Au regard de la récente mise en oeuvre des règlementations relatives à la taxinomie et la SFDR ( Sustainable Finance Disclosure Regulation ), une experte 114 ( * ) indique que : « la première a dû être découplée entre éligibilité et alignement, tant son contenu technique est ambitieux et sa mise en oeuvre, complexe. Les entreprises concernées ont dû sprinter pour produire des indicateurs financiers reflétant leur degré d'éligibilité - dont beaucoup cherchent encore à trouver l'intérêt, dans la mesure où c'est le degré d'alignement qui est censé guider les décisions d'investissement des investisseurs, lequel a toutes les chances d'être sensiblement inférieur au degré d'éligibilité et ne sera connu que dans un second temps. Pour des raisons d'incohérence de calendrier et de temps incompressible de préparation, la mise en oeuvre de la seconde a également dû être repoussée d'un an, à juin 2023, sur deux aspects : les indicateurs « Principales Incidences Négatives » qui dépendent de ce que demanderont les ESRS... à partir de 2024 au plus tôt... le problème n'est donc toujours pas résolu ! ; et la collecte des préférences des investisseurs finaux en matière d'investissement, responsable ou pas, qui ne peut se faire sans un minimum de sensibilisation (éducation ?) des uns et des autres au sujet. On a voulu aller vite pour avoir des résultats rapidement... on a surtout créé beaucoup d'agitation et de tâtonnements, engendré des coûts et au final, pas mal de confusion ».

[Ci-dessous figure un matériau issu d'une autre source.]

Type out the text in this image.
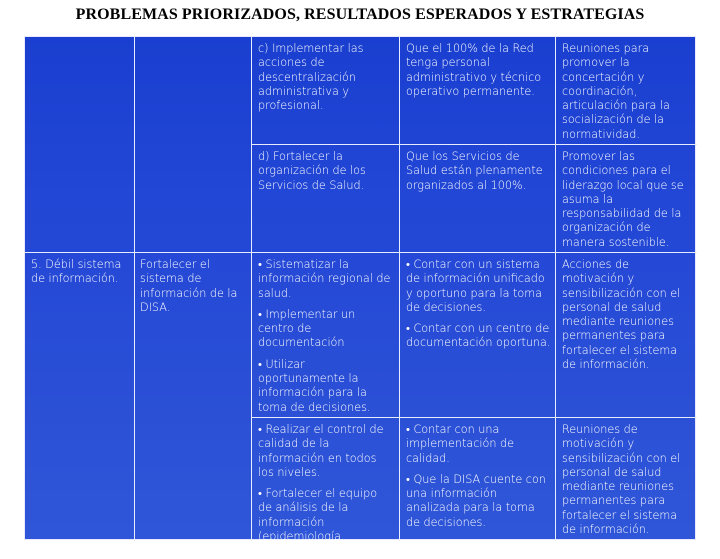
PROBLEMAS PRIORIZADOS, RESULTADOS ESPERADOS Y ESTRATEGIAS

c) Implementar las acciones de descentralización administrativa y profesional.

Que el 100% de la Red tenga personal administrativo y técnico operativo permanente.

Reuniones para promover la concertación y coordinación, articulación para la socialización de la normatividad.

d) Fortalecer la organización de los Servicios de Salud.

Que los Servicios de Salud están plenamente organizados al 100%.

Promover las condiciones para el liderazgo local que se asuma la responsabilidad de la organización de manera sostenible.

5. Débil sistema de información.

Fortalecer el sistema de información de la DISA.

• Sistematizar la información regional de salud.

• Implementar un centro de documentación

• Utilizar oportunamente la información para la toma de decisiones.

• Contar con un sistema de información unificado y oportuno para la toma de decisiones.

• Contar con un centro de documentación oportuna.

Acciones de motivación y sensibilización con el personal de salud mediante reuniones permanentes para fortalecer el sistema de información.

• Realizar el control de calidad de la información en todos los niveles.

• Fortalecer el equipo de análisis de la información (epidemiología, estadística).

• Contar con una implementación de calidad.

• Que la DISA cuente con una información analizada para la toma de decisiones.

Reuniones de motivación y sensibilización con el personal de salud mediante reuniones permanentes para fortalecer el sistema de información.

Ces futurs standards de reporting extra-financier devront être garants d'une information pertinente, comparable et de grande qualité, « mais vouloir aller trop vite trop loin, c'est prendre le risque de mettre les entreprises dans une situation impossible , de provoquer une attitude « tick the box » 115 ( * ) plutôt qu'une approche résolument responsable et constructive, qui résultera inévitablement en une information confuse, peu comparable et pertinente ».

L'ampleur des changements à opérer plaide en faveur « d'une gradation de l'ambition en fonction de la maturité du sujet couvert, et d'une souplesse dans la mise en oeuvre , en augmentant progressivement le niveau de détail attendu ».

Il faut, pour le MEDEF 116 ( * ) , « travailler à un cadre lisible, stable et cohérent sur les obligations s'appliquant aux entreprises », « simplifier le mille-feuille réglementaire et introduire le même niveau d'exigence chez nos partenaires : ONG, pouvoirs publics, institutions publiques, acteurs publics notamment ».

Il ne doit pas être perdu de vue que les entreprises se heurtent à un défaut d'harmonisation, à la fois intra-européenne et entre l'Union européenne et le reste du monde, dans un environnement compétitif dégradé eu égard à la crise énergétique. Les normes RSE ne sauraient créer un décalage compétitif supplémentaire particulièrement dommageable entre les entreprises européennes et extra-européennes. Il faut engager résolument un chantier non seulement d'harmonisation mais aussi de simplification en la matière. Cela vise par ailleurs à limiter les rentes de complexité qui se développent au gré de l'inflation des normes et aux dépens des entreprises.

Recommandation n° 1 :

Établir un principe de proportionnalité du contenu des informations extra-financières demandées, en fonction de la taille et des moyens de l'entreprise, en respectant la confidentialité de sa stratégie.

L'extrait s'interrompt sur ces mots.